I found a Football Pink report of the fabled Swindon Town v Bristol Rovers game, played on Saturday, 18 March 1950, thanks to a remarkable archive maintained by Swindon-Town-FC. Charles had to wait until the 82nd minute to notate his first goal sequence. A goal that was scored by Harry Kaye, the Swindon Town left half. It was a rare event, it was Harry’s only goal of the season.

My week:

  1. I have created and updated a bibliographic resource on Google Docs.
  2. I have a Neil Lanham resource too on Google Docs.
  3. I have corresponded with Neil.
  4. I have corresponded with Ian Franks and Mike Hughes to learn about the story behind their 2005 paper on normalisation.
  5. I hope to be introduced to Richard Pollard.

One of my activities later in the week was to re-read the 1971 paper Skill and Chance in Ball Games.
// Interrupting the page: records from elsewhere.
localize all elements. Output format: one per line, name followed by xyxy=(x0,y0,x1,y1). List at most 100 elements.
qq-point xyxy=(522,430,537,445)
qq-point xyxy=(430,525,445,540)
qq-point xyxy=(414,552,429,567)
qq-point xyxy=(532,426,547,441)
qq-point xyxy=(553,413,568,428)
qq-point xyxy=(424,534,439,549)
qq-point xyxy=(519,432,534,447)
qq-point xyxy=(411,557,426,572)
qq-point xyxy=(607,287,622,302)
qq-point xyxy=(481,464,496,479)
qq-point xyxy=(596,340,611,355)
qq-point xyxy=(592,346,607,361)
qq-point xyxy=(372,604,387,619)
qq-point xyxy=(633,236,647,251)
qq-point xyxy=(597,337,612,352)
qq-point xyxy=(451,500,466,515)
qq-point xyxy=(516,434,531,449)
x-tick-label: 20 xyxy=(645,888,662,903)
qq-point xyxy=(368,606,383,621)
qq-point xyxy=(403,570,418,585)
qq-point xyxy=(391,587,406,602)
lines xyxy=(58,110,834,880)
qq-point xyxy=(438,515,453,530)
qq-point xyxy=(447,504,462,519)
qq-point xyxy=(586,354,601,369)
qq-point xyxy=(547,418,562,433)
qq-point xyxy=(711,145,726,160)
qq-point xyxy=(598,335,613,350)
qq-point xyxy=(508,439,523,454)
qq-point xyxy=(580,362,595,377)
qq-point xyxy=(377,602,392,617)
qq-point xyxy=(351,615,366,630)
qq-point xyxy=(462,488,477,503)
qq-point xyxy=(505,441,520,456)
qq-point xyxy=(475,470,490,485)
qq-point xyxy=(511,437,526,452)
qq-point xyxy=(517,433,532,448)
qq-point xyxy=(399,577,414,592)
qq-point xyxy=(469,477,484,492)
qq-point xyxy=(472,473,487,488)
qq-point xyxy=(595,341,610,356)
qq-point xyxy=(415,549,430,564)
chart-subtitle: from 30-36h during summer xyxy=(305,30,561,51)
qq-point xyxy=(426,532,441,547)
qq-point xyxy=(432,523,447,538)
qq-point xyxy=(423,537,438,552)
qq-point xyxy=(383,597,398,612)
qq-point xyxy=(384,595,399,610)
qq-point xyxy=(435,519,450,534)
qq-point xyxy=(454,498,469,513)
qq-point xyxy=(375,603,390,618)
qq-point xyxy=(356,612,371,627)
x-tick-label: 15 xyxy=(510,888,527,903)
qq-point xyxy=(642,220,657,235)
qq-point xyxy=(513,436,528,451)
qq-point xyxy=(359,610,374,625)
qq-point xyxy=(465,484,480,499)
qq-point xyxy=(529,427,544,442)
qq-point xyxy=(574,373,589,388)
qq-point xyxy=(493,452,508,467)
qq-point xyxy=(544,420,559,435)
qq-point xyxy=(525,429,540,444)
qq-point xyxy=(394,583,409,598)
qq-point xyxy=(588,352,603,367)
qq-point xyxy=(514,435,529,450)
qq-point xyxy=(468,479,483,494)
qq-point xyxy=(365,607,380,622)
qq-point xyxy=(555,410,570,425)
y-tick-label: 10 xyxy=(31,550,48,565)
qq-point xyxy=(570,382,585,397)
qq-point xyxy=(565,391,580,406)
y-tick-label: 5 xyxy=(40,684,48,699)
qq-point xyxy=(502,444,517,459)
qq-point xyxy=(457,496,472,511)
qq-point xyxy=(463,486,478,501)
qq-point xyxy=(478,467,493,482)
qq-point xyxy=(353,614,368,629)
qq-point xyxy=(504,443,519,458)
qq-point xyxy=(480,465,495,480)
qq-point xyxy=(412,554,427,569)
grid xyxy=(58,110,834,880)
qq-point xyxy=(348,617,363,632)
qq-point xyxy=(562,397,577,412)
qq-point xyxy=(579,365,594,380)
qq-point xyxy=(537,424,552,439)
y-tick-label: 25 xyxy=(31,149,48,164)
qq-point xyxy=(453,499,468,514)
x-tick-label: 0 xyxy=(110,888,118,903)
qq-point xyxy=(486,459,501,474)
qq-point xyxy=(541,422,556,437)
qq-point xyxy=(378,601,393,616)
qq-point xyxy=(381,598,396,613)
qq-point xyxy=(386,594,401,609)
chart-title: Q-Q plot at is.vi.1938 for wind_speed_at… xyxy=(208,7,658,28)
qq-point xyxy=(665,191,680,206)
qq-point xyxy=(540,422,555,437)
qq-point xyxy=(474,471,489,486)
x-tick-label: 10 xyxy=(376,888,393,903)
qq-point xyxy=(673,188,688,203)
I had not appreciated the nature of the changes to data analysis in that paper. There are some important changes to the 1968 data set. In the introduction to the 1971 paper, its statistical provenance is attested to by mention of the Greenwood and Yule hypothesis (1920). I have not seen this reference in any other football analysis paper.

The presence of Bernard Benjamin and Richard Pollard as co-authors with Charles gives the statistical aspects of the papers particular importance. Neil Lanham consulted an eminent statistician, Dr D A East a member of staff of the Statistical Laboratory at the University of Cambridge in regard to the data in his 1993 paper.

I think it is profoundly important to acknowledge this statistical underpinning of Charles and Neil’s papers.

As I have worked my way through the archive this week, my deciphering of the published papers has led me to think much more carefully about how we disclose data and operational definitions. My approach is to share data openly to enable community access to data and discussion about a shared resource.

I can see that I will need to do much more deciphering of the papers. I need to check with Ian and Mike about their paper too. I am hopeful that we might have access to their World Cup data from 1990 and 1994.

There is one point I will need to clarify with Ian and Mike. In their paper (2005: 510), they note:

The 1990 World Cup involved 24 teams and a total of 52 matches, whereas the 1994 format was expanded to 32 teams and a corresponding total of 64 matches.

I think the move to 32 teams occurred in 1998.

It has been that kind of week with Charles.

By serendipity, I found reference to him in Ron Atkinson’s (2016) autobiography.

It was December 1954; I was fifteen, a ground-staff boy at Wolverhampton Wanderers watching Honved players walk out onto the pitch, a pitch that i and the rest of the Wolves staff had done our best to turn into a bog. The Daily Mail said it resembled the surface of a four day-old cattle show.

Wolves employed an analyst called Wing Commander Charles Reep, who argued that most goals resulted from three passes. It formed the basis of the theories that Graham Taylor was to use so successfully at Watford. Reep dominated Molineux to the extent that, if you played a square pass in your own half of the pitch, there would be trouble. If Stan Cullis saw it, he would go absolutely barmy.

Before the game, Cullis took us all into the Molineux Hotel at the top of the ground to watch a film of the Hungarians beating England 6-3 at Wembley the year before. We analysed the first goal: Hungary score almost straight from the kick-off.

 … and then I found a Pathe News recording of the game.